Я вошел в гостиную. Авдотья Михайловна играла с хозяйкою в пикет, Двинский схватился с моим опекуном в шахматы, а Машенька сидела, надувшись, поодаль от всех. Когда глаза ее встретились с моими, она отворотилась и взяла в руки книгу, которая лежала на окне.
IV. ДОМАШНИЙ ТЕАТР ГРИГОРИЯ ИВАНОВИЧА РУКАВИЦЫНА
Я думаю, ни о чем не было так много писано и говорено, как об этом чувстве, которое мы называем любовью, – а что такое любовь? Все прочие душевные свойства: дружба, милосердие, благодарность, сострадание, – имеют какой-то определительный смысл, но любовь? Любит ли мать своих детей, когда готова броситься за них в огонь и в воду? Любит ли жена мужа, когда, потеряв его, зачахнет с горя и сойдет вслед за ним в могилу? Любит ли брат сестру, когда идет стреляться в трех шагах с человеком, который осмелился оскорбить ее? Любили ли свое отечество Минин и Пожарский, готовясь с радостью положить за него свои головы?
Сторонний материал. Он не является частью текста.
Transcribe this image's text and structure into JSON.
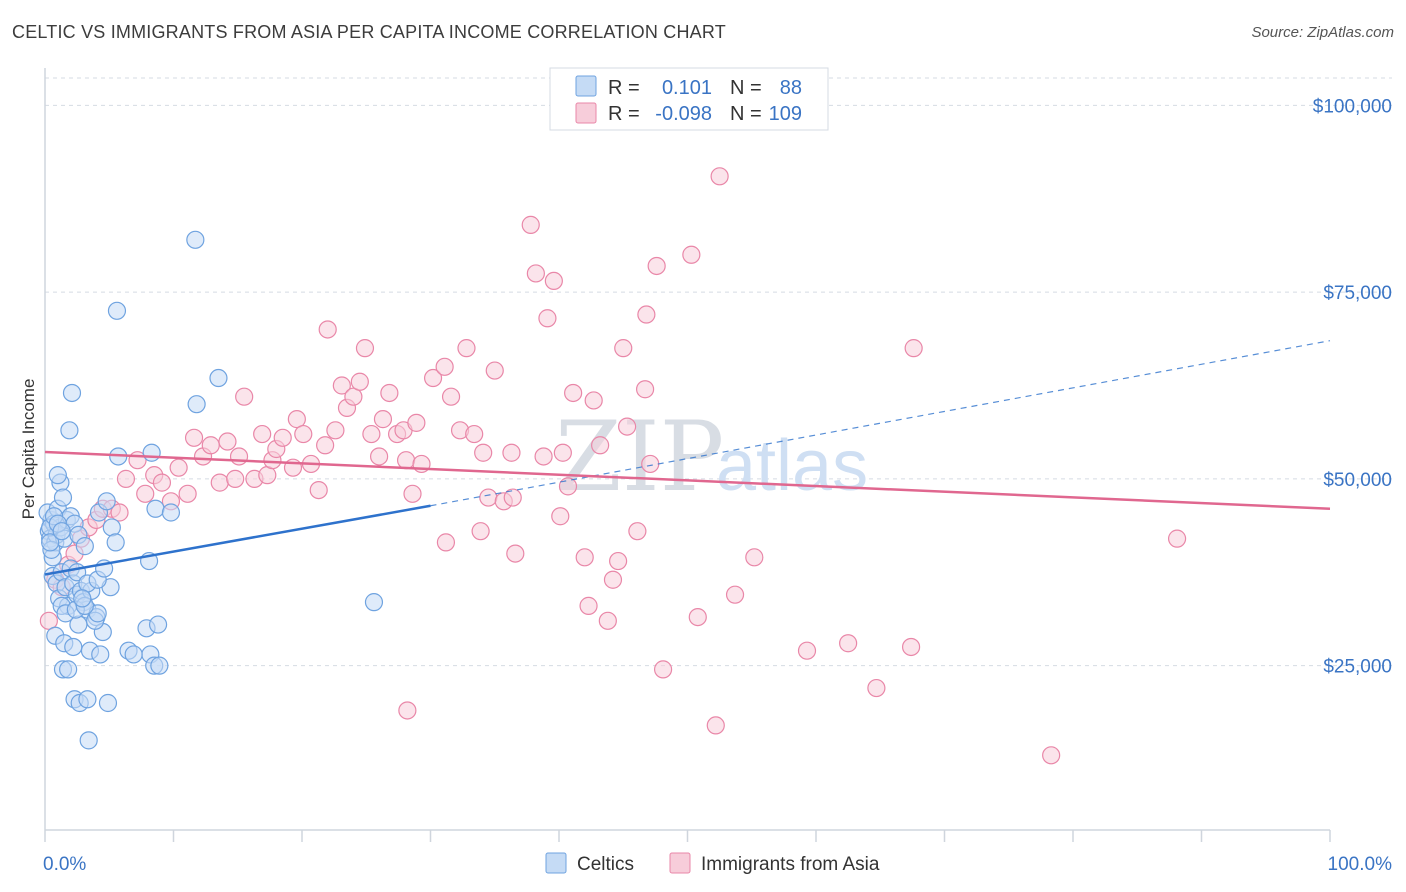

Любил ли свое создание, теперешнюю Россию, великий Петр, этот гигант и телом и душою, когда под Прутом, окруженный со всех сторон в несколько раз сильнейшим врагом, он написал сенату не признавать его царем и государем и не исполнять его собственноручных указов, если он попадется в плен к неприятелю? Всякий согласится, что все эти различные виды любви, доведенной до высочайшей степени, любовь к отечеству, любовь матери к детям, брата к сестре и, наконец, тревожная, пламенная страсть любовника к той, которую выбрало его сердце, выражаются всегда одним и тем же: беспредельным и безусловным самоотвержением и, несмотря на это сходство, не имеют ничего общего между собою. Лишать себя всех удовольствий для минутной прихоти другого, жертвовать для благополучия его благом собственной своей жизни и не видеть в этом никакой жертвы – одним словом, быть совершенно счастливым не своим, а его счастьем, – мне кажется, больше этого любить не можно? Я точно так любил Машеньку, называя ее сестрою, теперь, когда узнал, что мы почти чужие, что она может выйти за меня замуж, я не стал любить ее более прежнего – это было невозможно, но чувствовал, что люблю ее совсем иначе. За несколько часов я почти не замечал, что Машенька прекрасна, а теперь не мог смотреть на нее без восторга. Бывало, я обращался с нею так свободно, поверял ей все, что приходило мне в голову, или, лучше сказать, не говорил с нею, а мыслил вслух, теперь я вдруг стал застенчив и робел перед нею, ну, право, более, чем перед самим губернатором! Минут десять собирался я с духом и не мог решиться заговорить с нею, наконец подошел и спросил робким голосом, что она читает?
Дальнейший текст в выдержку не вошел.